A 2013 Supreme Court ruling mandated that all hospitals provide free treatment to acid attack survivors, but state governments have been lax. Medical rehabilitation can cost up to Rs 15 lakh and most victims report being shunted from one hospital to another even for emergency care.
Varanasi acid attack
“Late medical attention can be the death-knell for acid victims, but many hospitals refuse to take them in,” says Mukul Varma, who works for ASFI (Acid Survivors Foundation of India) in the northern states. “The number of victims is increasing and we don’t fully understand why.”
Chandrahaas Mishra, an acid attack survivor, says, “An eye or an ear that could be saved if treated quickly is lost as hospitals condone delays.” He believes delays are the hospital system’s tactic to discourage victims from approaching them, as they resent providing free treatment. Mishra, Seema and 14 other survivors have now approached the UP courts with another PIL seeking compensation for the injured.
“We were good-looking once, but now society rejects us and refuses to look at us,” says Daulat Bi, a survivor who works with Human Rights Law Network in Mumbai. “The government should ensure free medical care and jobs.” The governments of Maharashtra and UP are yet to formally ask hospitals to provide free treatment.
Some 30 per cent of the 100-odd women who have approached Daulat Bi for assistance were attacked by spurned ‘lovers’ keen on denying women the chance of finding another partner after rejecting them. The other attacks were over monetary or property disputes. “Those who cannot buy a gun, buy acid for Rs 20. Old men, women and even infants have been attacked with acid,” says Reshma Qureishi, who recently walked the ramp in the NY Fashion Week. “Walking the ramp was great. Even off the ramp, people looked me in the eyes, smiled and greeted me. Here, they either keep staring or they look away, grimacing.”

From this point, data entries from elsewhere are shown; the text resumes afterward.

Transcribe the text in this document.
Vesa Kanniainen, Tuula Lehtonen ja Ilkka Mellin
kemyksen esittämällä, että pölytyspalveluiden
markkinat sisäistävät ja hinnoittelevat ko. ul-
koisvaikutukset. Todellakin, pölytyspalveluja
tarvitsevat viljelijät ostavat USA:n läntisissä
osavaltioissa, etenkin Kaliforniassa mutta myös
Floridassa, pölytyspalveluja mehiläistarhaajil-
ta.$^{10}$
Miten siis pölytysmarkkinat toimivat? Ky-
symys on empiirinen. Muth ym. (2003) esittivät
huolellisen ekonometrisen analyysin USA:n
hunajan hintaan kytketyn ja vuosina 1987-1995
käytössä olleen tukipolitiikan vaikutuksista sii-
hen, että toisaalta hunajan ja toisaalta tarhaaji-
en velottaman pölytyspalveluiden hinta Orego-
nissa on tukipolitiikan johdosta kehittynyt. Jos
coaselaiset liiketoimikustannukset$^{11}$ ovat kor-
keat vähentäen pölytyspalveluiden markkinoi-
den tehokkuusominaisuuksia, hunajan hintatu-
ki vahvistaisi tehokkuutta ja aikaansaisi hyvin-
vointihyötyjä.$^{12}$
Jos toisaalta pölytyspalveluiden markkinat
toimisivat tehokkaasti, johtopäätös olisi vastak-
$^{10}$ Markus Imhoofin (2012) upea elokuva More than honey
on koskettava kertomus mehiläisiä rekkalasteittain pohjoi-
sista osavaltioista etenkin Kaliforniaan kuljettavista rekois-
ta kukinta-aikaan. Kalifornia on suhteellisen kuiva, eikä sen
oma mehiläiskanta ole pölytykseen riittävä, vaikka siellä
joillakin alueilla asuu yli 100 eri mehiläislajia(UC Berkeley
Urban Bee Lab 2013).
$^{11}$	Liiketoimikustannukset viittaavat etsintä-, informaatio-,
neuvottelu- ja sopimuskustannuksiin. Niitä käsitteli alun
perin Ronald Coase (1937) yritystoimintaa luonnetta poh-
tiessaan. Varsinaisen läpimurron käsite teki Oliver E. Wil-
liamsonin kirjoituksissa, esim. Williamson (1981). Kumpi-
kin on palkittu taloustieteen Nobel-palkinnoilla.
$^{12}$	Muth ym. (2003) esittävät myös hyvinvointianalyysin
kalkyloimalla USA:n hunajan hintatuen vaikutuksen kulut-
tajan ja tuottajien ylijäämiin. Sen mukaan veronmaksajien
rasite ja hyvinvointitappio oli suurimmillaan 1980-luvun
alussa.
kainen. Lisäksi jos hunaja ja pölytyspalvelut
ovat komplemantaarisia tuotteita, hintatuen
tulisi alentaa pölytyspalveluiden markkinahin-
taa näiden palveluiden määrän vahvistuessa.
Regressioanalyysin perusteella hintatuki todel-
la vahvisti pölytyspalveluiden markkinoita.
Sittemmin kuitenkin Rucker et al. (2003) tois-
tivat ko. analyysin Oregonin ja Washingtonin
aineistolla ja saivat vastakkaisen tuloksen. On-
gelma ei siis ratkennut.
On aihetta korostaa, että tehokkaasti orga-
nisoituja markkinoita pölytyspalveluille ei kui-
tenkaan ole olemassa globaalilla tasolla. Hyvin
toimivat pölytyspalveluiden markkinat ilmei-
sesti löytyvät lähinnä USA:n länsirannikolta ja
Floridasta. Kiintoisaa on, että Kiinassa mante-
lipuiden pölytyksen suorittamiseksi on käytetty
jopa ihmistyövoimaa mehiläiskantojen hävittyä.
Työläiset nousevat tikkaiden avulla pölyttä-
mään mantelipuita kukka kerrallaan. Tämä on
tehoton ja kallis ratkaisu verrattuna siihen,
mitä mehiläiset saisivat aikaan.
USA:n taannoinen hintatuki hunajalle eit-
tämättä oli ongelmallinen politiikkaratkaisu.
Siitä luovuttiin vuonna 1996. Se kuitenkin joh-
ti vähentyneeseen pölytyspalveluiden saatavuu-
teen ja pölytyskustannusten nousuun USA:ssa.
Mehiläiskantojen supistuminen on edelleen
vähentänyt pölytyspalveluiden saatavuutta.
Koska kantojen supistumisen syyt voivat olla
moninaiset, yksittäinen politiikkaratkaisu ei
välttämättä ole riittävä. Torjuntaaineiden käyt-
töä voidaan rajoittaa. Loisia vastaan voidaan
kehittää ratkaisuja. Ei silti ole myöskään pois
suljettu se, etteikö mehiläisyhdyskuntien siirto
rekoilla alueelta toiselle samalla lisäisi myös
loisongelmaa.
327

Arti, also from Mumbai, was attacked with acid after refusing a marriage proposal from her landlady’s son. Soon after the rejection, she was stabbed twice—in two separate incidents—within two months. “I was terrified of going out, so my mother would take me to office and back,” she says. “I also concealed my face behind long scarves.” Once, when her mother was unwell and she went to work alone, she spotted Pintu, the landlady’s son, near her office. “That evening, I was attacked with acid at the train station,” she recalls. “I was, in a way, ready for the big attack. I wanted to know who had been attacking me and why.” The attack ruined half her face and arms, while her eyes are safe thanks to her scarves. Her treatment has cost Rs 20 lakh—for eight surgeries so far—and she cannot afford any more. The government has been denying her aid on the excuse that she was attacked before the 2013 amendments. Now that she has seen how life can turn upside down in an instant, she wants to become a lawyer and help other victims.